趙雲……
雖然說已經在清剿黃巾之時見過曹操、孫堅和劉備, 在前來此地之前,喬琰也知道樂平與常山之間也不過是一道太行山脈的阻隔而已,卻也不曾想到, 會在抵達樂平的第一日便見到趙雲。
喬琰甚至想點開自己的人物麵板看看,她的氣運數值是不是在她不知道的時候出現了什麼變化,不然為何她上一刻還在想,以典韋的水準更適合當做一個近衛而不是縣尉, 就有個趙雲送上了門來。
蜀漢楊文然評價,征南(將軍趙雲)厚重, 征西(將軍陳到)忠克,這“厚重”二字實在是對趙雲全方位發展本事的評價。
無論是長阪坡之戰、入川之戰的四方征伐, 還是任職桂陽太守、督軍江州的留守治理, 亦或者是直言勸諫還田於民的長遠政見, 趙雲無疑都有大局度量大將之風。
雖然如今出現在喬琰麵前的趙雲還遠當不起那個“厚重”二字,在他尚未及冠、年輕異常的麵容上,多少還帶有幾分跳脫的銳氣,但顯然這種銳氣更傾向於少年意氣, 而非是那種魯莽意味。

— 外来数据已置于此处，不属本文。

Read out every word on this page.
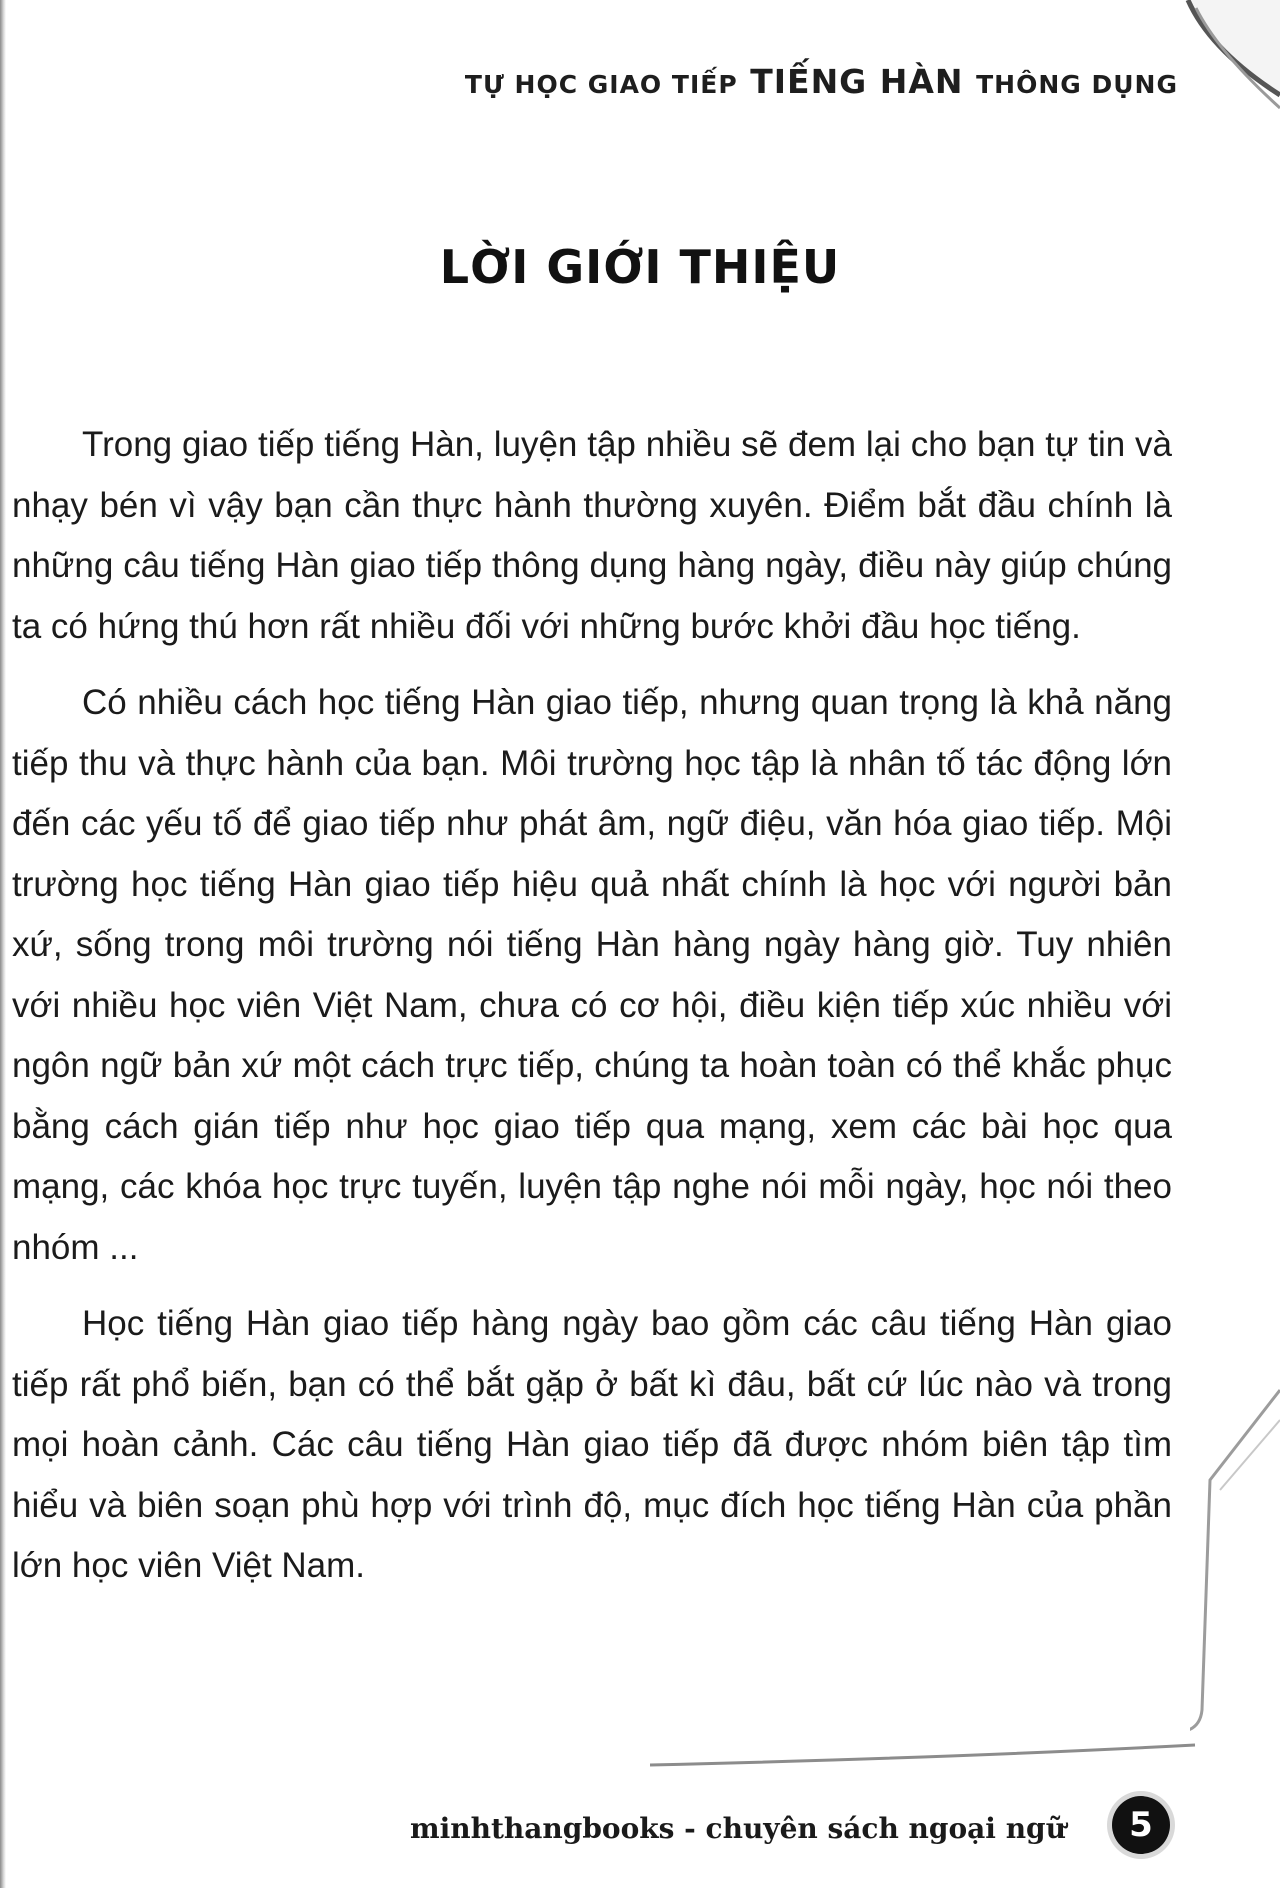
TỰ HỌC GIAO TIẾP TIẾNG HÀN THÔNG DỤNG
LỜI GIỚI THIỆU

Trong giao tiếp tiếng Hàn, luyện tập nhiều sẽ đem lại cho bạn tự tin và nhạy bén vì vậy bạn cần thực hành thường xuyên. Điểm bắt đầu chính là những câu tiếng Hàn giao tiếp thông dụng hàng ngày, điều này giúp chúng ta có hứng thú hơn rất nhiều đối với những bước khởi đầu học tiếng.

Có nhiều cách học tiếng Hàn giao tiếp, nhưng quan trọng là khả năng tiếp thu và thực hành của bạn. Môi trường học tập là nhân tố tác động lớn đến các yếu tố để giao tiếp như phát âm, ngữ điệu, văn hóa giao tiếp. Mội trường học tiếng Hàn giao tiếp hiệu quả nhất chính là học với người bản xứ, sống trong môi trường nói tiếng Hàn hàng ngày hàng giờ. Tuy nhiên với nhiều học viên Việt Nam, chưa có cơ hội, điều kiện tiếp xúc nhiều với ngôn ngữ bản xứ một cách trực tiếp, chúng ta hoàn toàn có thể khắc phục bằng cách gián tiếp như học giao tiếp qua mạng, xem các bài học qua mạng, các khóa học trực tuyến, luyện tập nghe nói mỗi ngày, học nói theo nhóm ...

Học tiếng Hàn giao tiếp hàng ngày bao gồm các câu tiếng Hàn giao tiếp rất phổ biến, bạn có thể bắt gặp ở bất kì đâu, bất cứ lúc nào và trong mọi hoàn cảnh. Các câu tiếng Hàn giao tiếp đã được nhóm biên tập tìm hiểu và biên soạn phù hợp với trình độ, mục đích học tiếng Hàn của phần lớn học viên Việt Nam.

minhthangbooks - chuyên sách ngoại ngữ	5
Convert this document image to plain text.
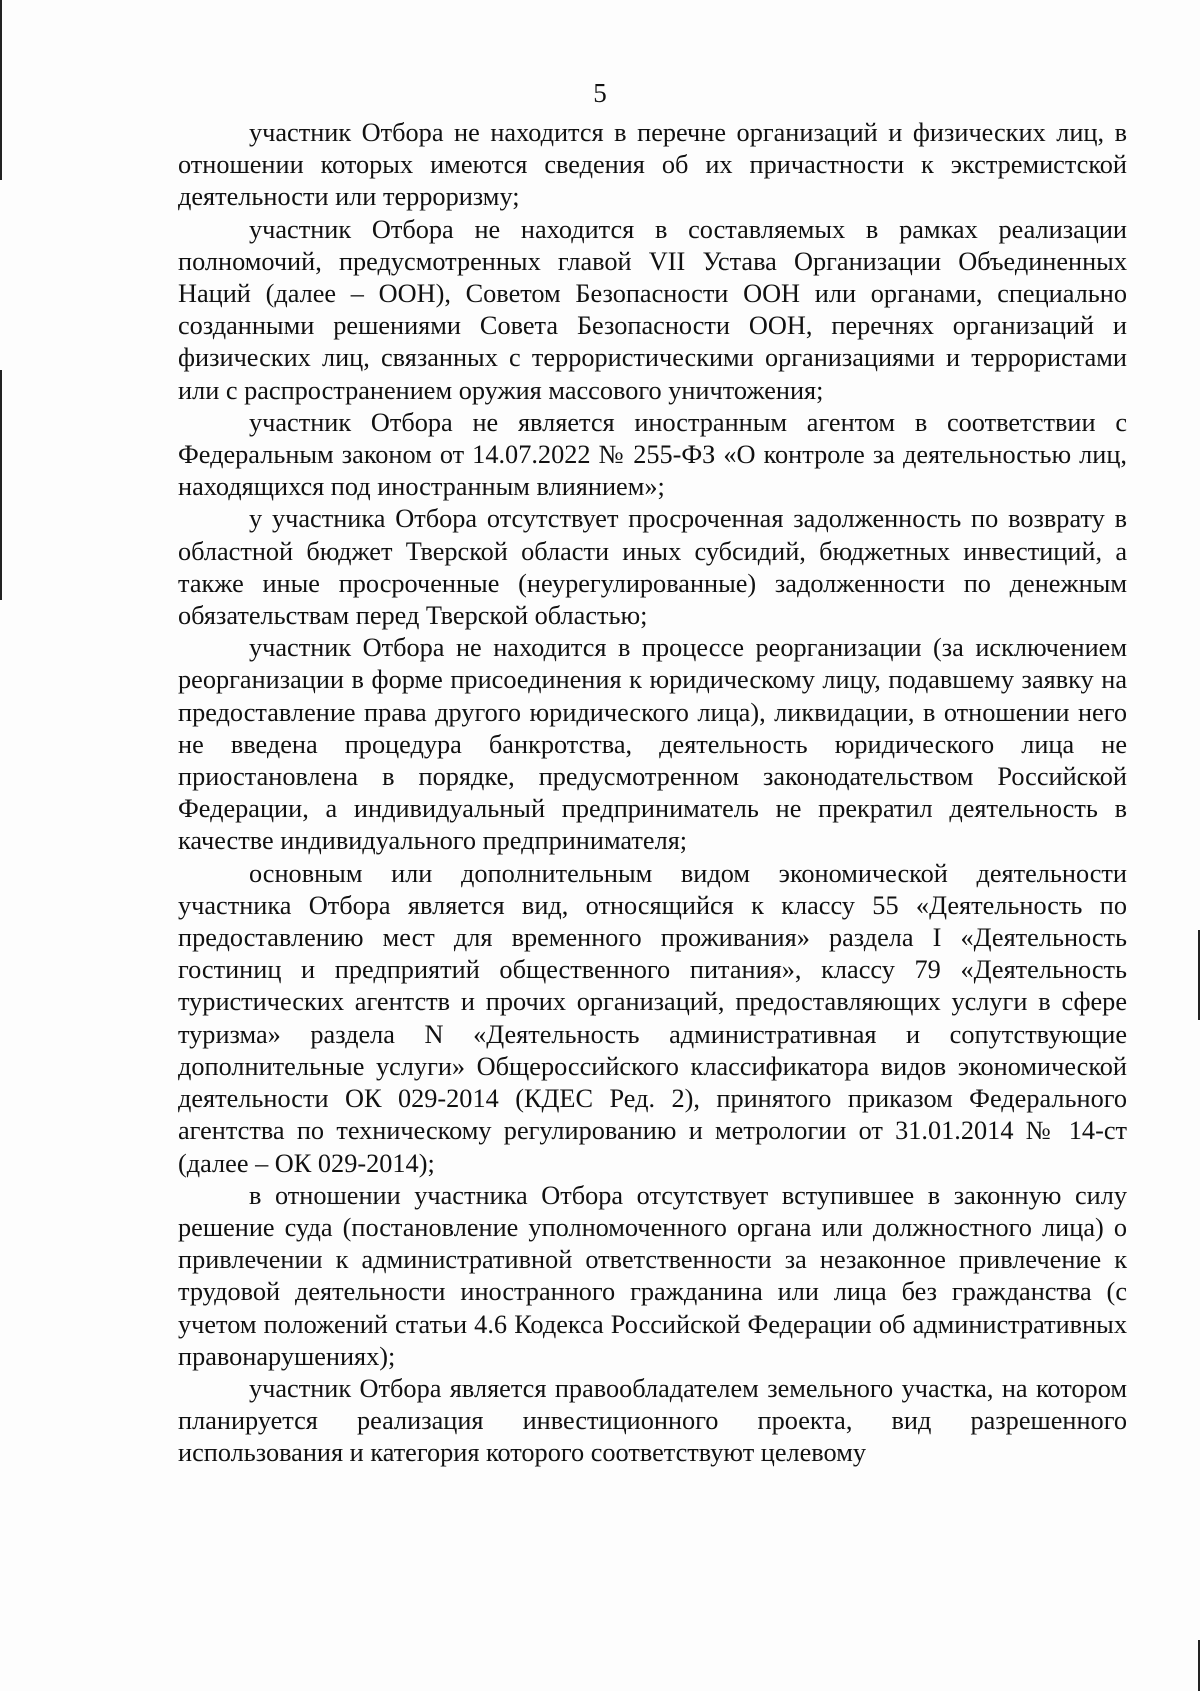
5

участник Отбора не находится в перечне организаций и физических лиц, в отношении которых имеются сведения об их причастности к экстремистской деятельности или терроризму;

участник Отбора не находится в составляемых в рамках реализации полномочий, предусмотренных главой VII Устава Организации Объединенных Наций (далее – ООН), Советом Безопасности ООН или органами, специально созданными решениями Совета Безопасности ООН, перечнях организаций и физических лиц, связанных с террористическими организациями и террористами или с распространением оружия массового уничтожения;

участник Отбора не является иностранным агентом в соответствии с Федеральным законом от 14.07.2022 № 255-ФЗ «О контроле за деятельностью лиц, находящихся под иностранным влиянием»;

у участника Отбора отсутствует просроченная задолженность по возврату в областной бюджет Тверской области иных субсидий, бюджетных инвестиций, а также иные просроченные (неурегулированные) задолженности по денежным обязательствам перед Тверской областью;

участник Отбора не находится в процессе реорганизации (за исключением реорганизации в форме присоединения к юридическому лицу, подавшему заявку на предоставление права другого юридического лица), ликвидации, в отношении него не введена процедура банкротства, деятельность юридического лица не приостановлена в порядке, предусмотренном законодательством Российской Федерации, а индивидуальный предприниматель не прекратил деятельность в качестве индивидуального предпринимателя;

основным или дополнительным видом экономической деятельности участника Отбора является вид, относящийся к классу 55 «Деятельность по предоставлению мест для временного проживания» раздела I «Деятельность гостиниц и предприятий общественного питания», классу 79 «Деятельность туристических агентств и прочих организаций, предоставляющих услуги в сфере туризма» раздела N «Деятельность административная и сопутствующие дополнительные услуги» Общероссийского классификатора видов экономической деятельности ОК 029-2014 (КДЕС Ред. 2), принятого приказом Федерального агентства по техническому регулированию и метрологии от 31.01.2014 № 14-ст (далее – ОК 029-2014);

в отношении участника Отбора отсутствует вступившее в законную силу решение суда (постановление уполномоченного органа или должностного лица) о привлечении к административной ответственности за незаконное привлечение к трудовой деятельности иностранного гражданина или лица без гражданства (с учетом положений статьи 4.6 Кодекса Российской Федерации об административных правонарушениях);

участник Отбора является правообладателем земельного участка, на котором планируется реализация инвестиционного проекта, вид разрешенного использования и категория которого соответствуют целевому
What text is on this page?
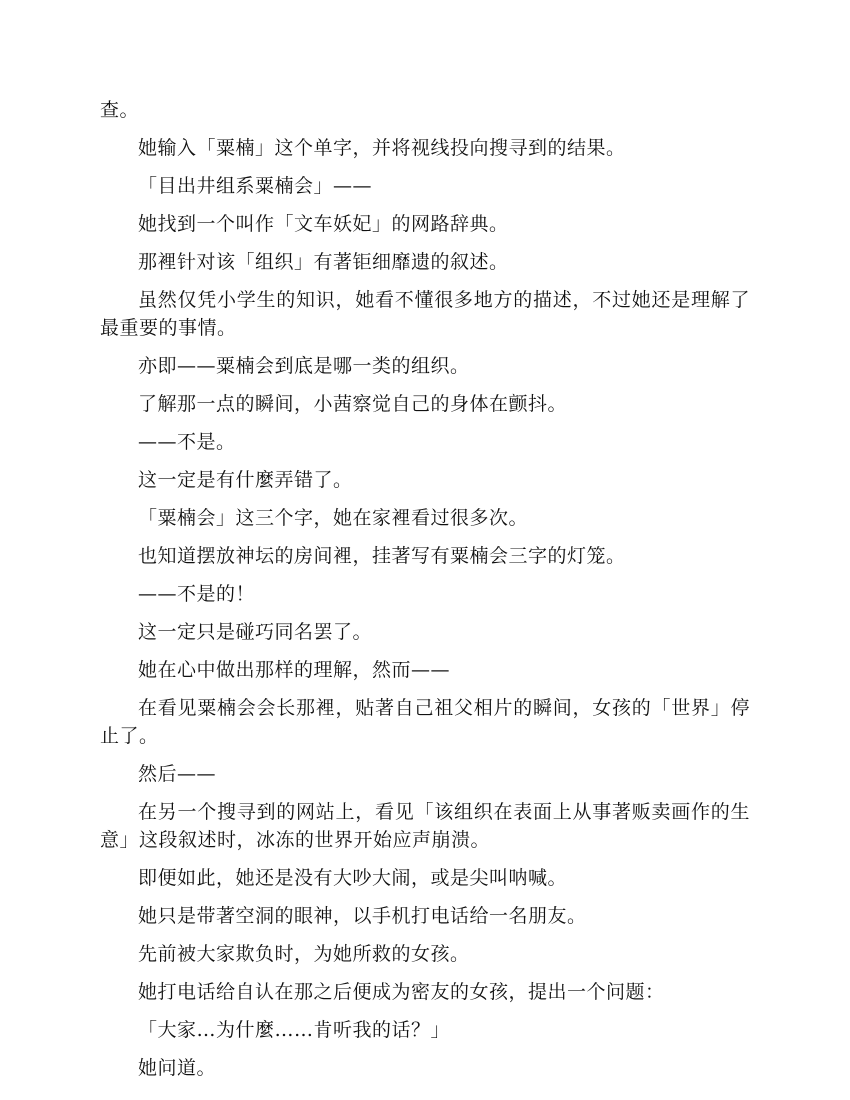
查。

她输入「粟楠」这个单字，并将视线投向搜寻到的结果。

「目出井组系粟楠会」——

她找到一个叫作「文车妖妃」的网路辞典。

那裡针对该「组织」有著钜细靡遗的叙述。

虽然仅凭小学生的知识，她看不懂很多地方的描述，不过她还是理解了最重要的事情。

亦即——粟楠会到底是哪一类的组织。

了解那一点的瞬间，小茜察觉自己的身体在颤抖。

——不是。

这一定是有什麼弄错了。

「粟楠会」这三个字，她在家裡看过很多次。

也知道摆放神坛的房间裡，挂著写有粟楠会三字的灯笼。

——不是的！

这一定只是碰巧同名罢了。

她在心中做出那样的理解，然而——

在看见粟楠会会长那裡，贴著自己祖父相片的瞬间，女孩的「世界」停止了。

然后——

在另一个搜寻到的网站上，看见「该组织在表面上从事著贩卖画作的生意」这段叙述时，冰冻的世界开始应声崩溃。

即便如此，她还是没有大吵大闹，或是尖叫呐喊。

她只是带著空洞的眼神，以手机打电话给一名朋友。

先前被大家欺负时，为她所救的女孩。

她打电话给自认在那之后便成为密友的女孩，提出一个问题：

「大家…为什麼……肯听我的话？」

她问道。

不過, 喬琰想將人拉攏到自己的手下,來擔任這個縣尉的職責是一回事,對方願不願意投效那是另外一回事。
喬琰心中思量不過一瞬, 從趙雲的角度看來, 這年少的縣侯也隻是上下打量了一眼他這不請自來的陌生人後便問道:“不知足下所為何來?”
趙雲道:“為太行山中匪寇而來。”
在聽到趙雲的回答後,喬琰心中所想正是“果然如此”四字。
他果然不是慕名來投的。
這世上沒有這樣多的好事。
但這也實在不奇怪, 趙雲上有兄長,若非因常山郡的推舉,加之常山父老在權衡公孫瓚和袁紹後, 覺得公孫瓚更有行仁政之象,他大約也不會在初平二年前去投奔,而後又因兄長過世而回鄉守孝。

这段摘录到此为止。